- Born: London, England
- Other name: Vicky
- Education: University of Oviedo (BSc, Msci) University of Cantabria (PhD)
- Scientific career
- Workplaces: Institute of Cancer Research

= Victoria Sanz-Moreno =

Spanish scientist

Victoria Sanz Moreno is a Spanish scientist. She is professor of cancer cell and metastasis biology at The Institute of Cancer Research.

== Early life ==
Sanz-Moreno was born in London, England to an analytical chemist father and English teacher mother. Following completion of her father's postdoctoral studies her family moved back to Spain.

Sanz-Moreno studied chemistry and biochemistry at the University of Oviedo in Spain, receiving her master's in biochemistry. She obtained her PhD in chemical sciences in Piero Crespo's laboratory at the University of Cantabria.

== Career ==
After completing a short postdoc at the University of Cantabria, Sanz-Moreno was a CRUK and Marie Curie Intra-European Fellow with Professor Chris Marshall at the Institute of Cancer Research in London. Sanz-Moreno received a CRUK Career Development Fellowship in 2011 and founded an independent research group in the Randall Division of Cell and Molecular Biophysics at King's College London. In 2017 Sanz-Moreno received a CRUK Senior Fellowship. In 2018 she joined Barts Cancer Institute (Queen Mary University of London) as professor of cancer cell biology and funded by Barts Charity. In 2023, she joined the Institute of Cancer Research as Professor of Cancer Cell and Metastasis Biology. She leads the Cytoskeleton and Cancer Metastasis Team.

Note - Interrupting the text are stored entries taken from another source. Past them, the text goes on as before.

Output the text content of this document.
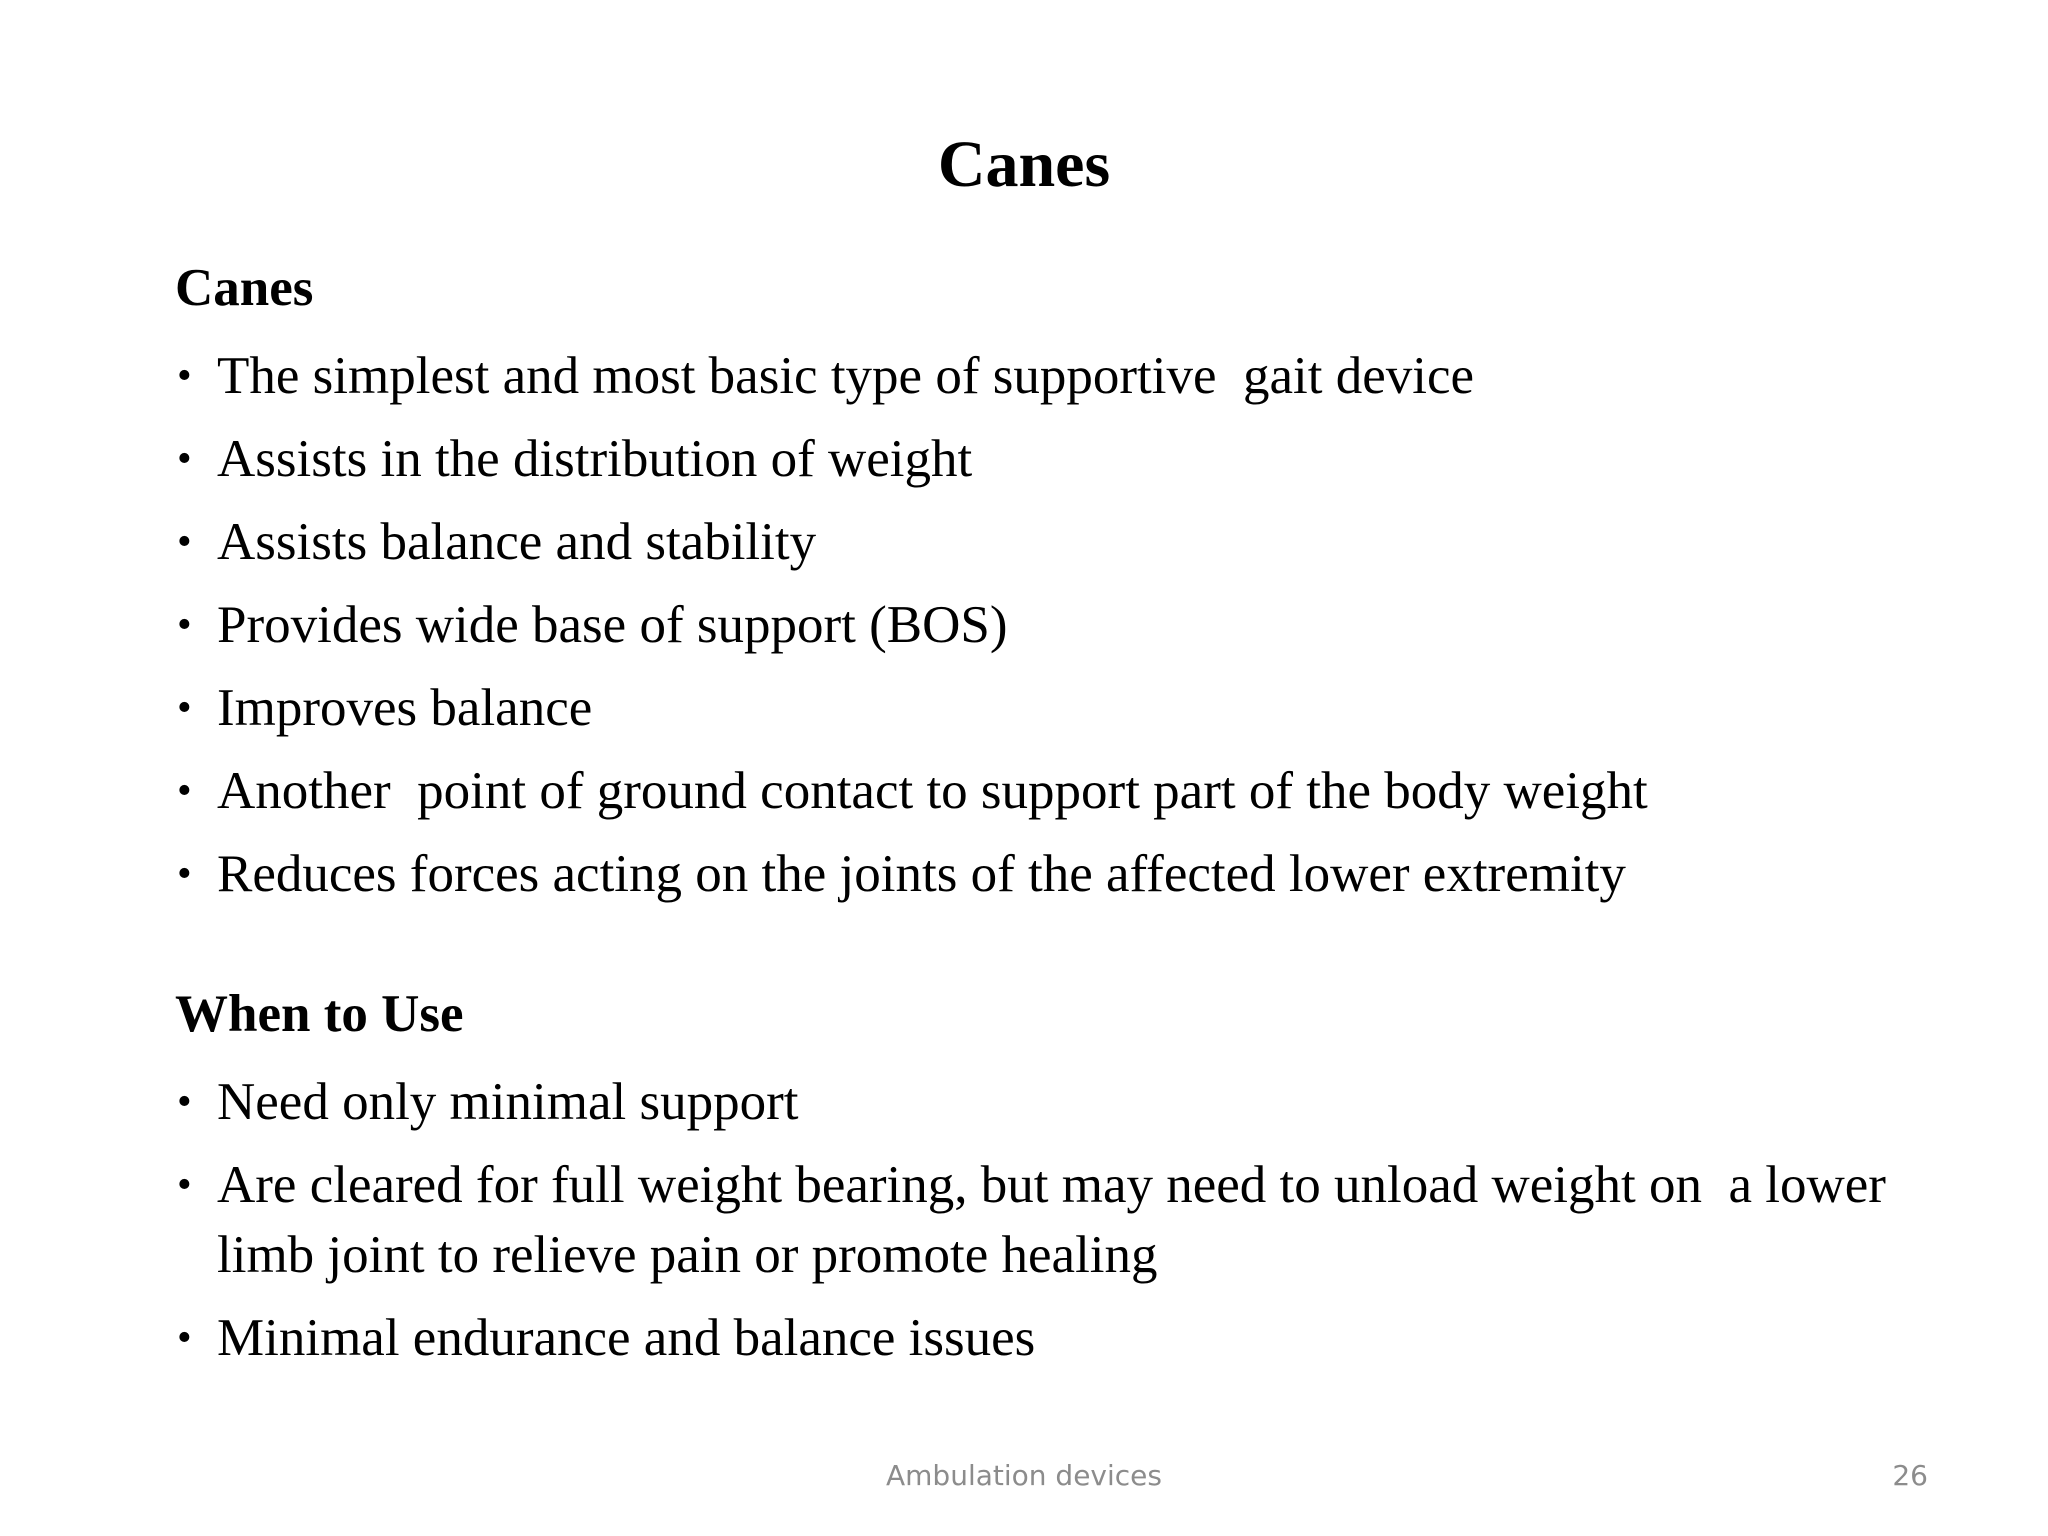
Canes
Canes
• The simplest and most basic type of supportive  gait device
• Assists in the distribution of weight
• Assists balance and stability
• Provides wide base of support (BOS)
• Improves balance
• Another  point of ground contact to support part of the body weight
• Reduces forces acting on the joints of the affected lower extremity
When to Use
• Need only minimal support
• Are cleared for full weight bearing, but may need to unload weight on  a lower limb joint to relieve pain or promote healing
• Minimal endurance and balance issues
Ambulation devices	26
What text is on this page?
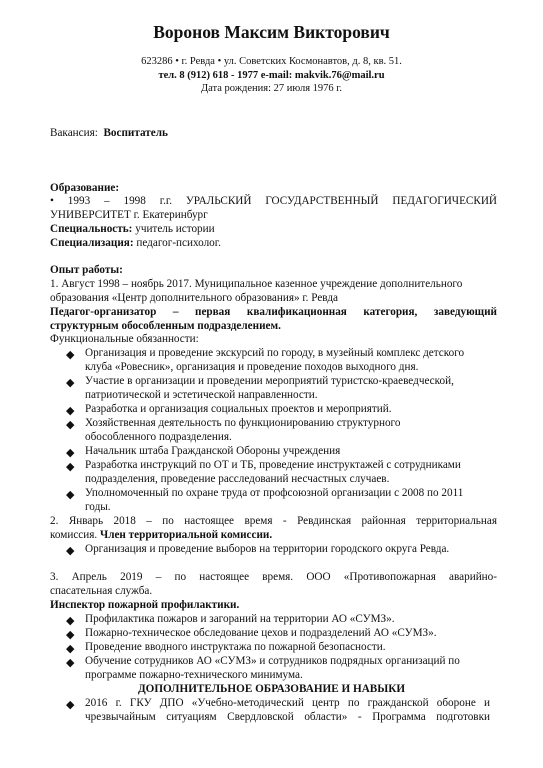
Воронов Максим Викторович
623286 • г. Ревда • ул. Советских Космонавтов, д. 8, кв. 51.
тел. 8 (912) 618 - 1977 e-mail: makvik.76@mail.ru
Дата рождения: 27 июля 1976 г.
Вакансия: Воспитатель
Образование:
• 1993 – 1998 г.г. УРАЛЬСКИЙ ГОСУДАРСТВЕННЫЙ ПЕДАГОГИЧЕСКИЙ
УНИВЕРСИТЕТ г. Екатеринбург
Специальность: учитель истории
Специализация: педагог-психолог.
Опыт работы:
1. Август 1998 – ноябрь 2017. Муниципальное казенное учреждение дополнительного
образования «Центр дополнительного образования» г. Ревда
Педагог-организатор – первая квалификационная категория, заведующий
структурным обособленным подразделением.
Функциональные обязанности:
◆ Организация и проведение экскурсий по городу, в музейный комплекс детского
клуба «Ровесник», организация и проведение походов выходного дня.
◆ Участие в организации и проведении мероприятий туристско-краеведческой,
патриотической и эстетической направленности.
◆ Разработка и организация социальных проектов и мероприятий.
◆ Хозяйственная деятельность по функционированию структурного
обособленного подразделения.
◆ Начальник штаба Гражданской Обороны учреждения
◆ Разработка инструкций по ОТ и ТБ, проведение инструктажей с сотрудниками
подразделения, проведение расследований несчастных случаев.
◆ Уполномоченный по охране труда от профсоюзной организации с 2008 по 2011
годы.
2. Январь 2018 – по настоящее время - Ревдинская районная территориальная
комиссия. Член территориальной комиссии.
◆ Организация и проведение выборов на территории городского округа Ревда.
3. Апрель 2019 – по настоящее время. ООО «Противопожарная аварийно-
спасательная служба.
Инспектор пожарной профилактики.
◆ Профилактика пожаров и загораний на территории АО «СУМЗ».
◆ Пожарно-техническое обследование цехов и подразделений АО «СУМЗ».
◆ Проведение вводного инструктажа по пожарной безопасности.
◆ Обучение сотрудников АО «СУМЗ» и сотрудников подрядных организаций по
программе пожарно-технического минимума.
ДОПОЛНИТЕЛЬНОЕ ОБРАЗОВАНИЕ И НАВЫКИ
◆ 2016 г. ГКУ ДПО «Учебно-методический центр по гражданской обороне и
чрезвычайным ситуациям Свердловской области» - Программа подготовки
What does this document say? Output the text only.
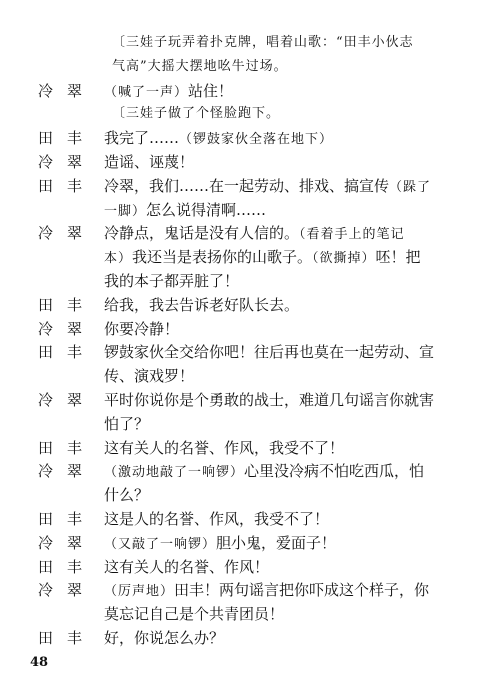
〔三娃子玩弄着扑克牌，唱着山歌：“田丰小伙志
气高”大摇大摆地吆牛过场。
冷翠 （喊了一声）站住！
〔三娃子做了个怪脸跑下。
田丰 我完了……（锣鼓家伙全落在地下）
冷翠 造谣、诬蔑！
田丰 冷翠，我们……在一起劳动、排戏、搞宣传（跺了
一脚）怎么说得清啊……
冷翠 冷静点，鬼话是没有人信的。（看着手上的笔记
本）我还当是表扬你的山歌子。（欲撕掉）呸！把
我的本子都弄脏了！
田丰 给我，我去告诉老好队长去。
冷翠 你要冷静！
田丰 锣鼓家伙全交给你吧！往后再也莫在一起劳动、宣
传、演戏罗！
冷翠 平时你说你是个勇敢的战士，难道几句谣言你就害
怕了？
田丰 这有关人的名誉、作风，我受不了！
冷翠 （激动地敲了一响锣）心里没冷病不怕吃西瓜，怕
什么？
田丰 这是人的名誉、作风，我受不了！
冷翠 （又敲了一响锣）胆小鬼，爱面子！
田丰 这有关人的名誉、作风！
冷翠 （厉声地）田丰！两句谣言把你吓成这个样子，你
莫忘记自己是个共青团员！
田丰 好，你说怎么办？
48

In 2014, Sanz-Moreno joined Cancer Research UK's Women of Influence initiative helping provide personal and career development support for female cancer research scientists.

=== Recognition ===
In 2008, Sanz-Moreno received the Applied Biosystems and EACR 40th Anniversary Research Award.
Sanz-Moreno was shortlisted for the CRUK Communications and Brand Ambassador Prize (2015).
In 2017, Sanz-Moreno received the 2017 BSCB Women in Cell Biology Early Career Medal.
In 2019, Vicky received Distinguished Alumnus Award given by Colegio Inmaculada (Asturias)
In 2021 she was elected to be a part of the Phone App “La Ruta de las Cientificas” together with other 8 female scientists.
https://apps.apple.com/us/app/ruta-de-las-cient%C3%ADficas/id1571468626
In 2022, she received the VP Award for Research Excellence from QMUL Faculty of Medicine and Dentistry.
In 2022, she received the Estela Medrano Memorial Award from the Society for Melanoma Research (SMR).
https://www.bartscancer.london/grants-awards/2022/10/professor-victoria-sanz-moreno-recognised-for-major-contributions-in-the-fight-against-melanoma/
In 2022, she also received the Outstanding Contribution to Research Excellence Award at Barts Cancer Institute.
In 2025, Sanz-Moreno was shortlisted for the Falling Walls Foundation Science Breakthrough of the Year in the Life Sciences Category
https://falling-walls.com/science-summit/shortlist-2025
In 2025, Professor Victoria Sanz-Moreno was elected Fellow of the European Academy of Cancer Sciences and Fellow of the Royal Society of Biology (FRSB).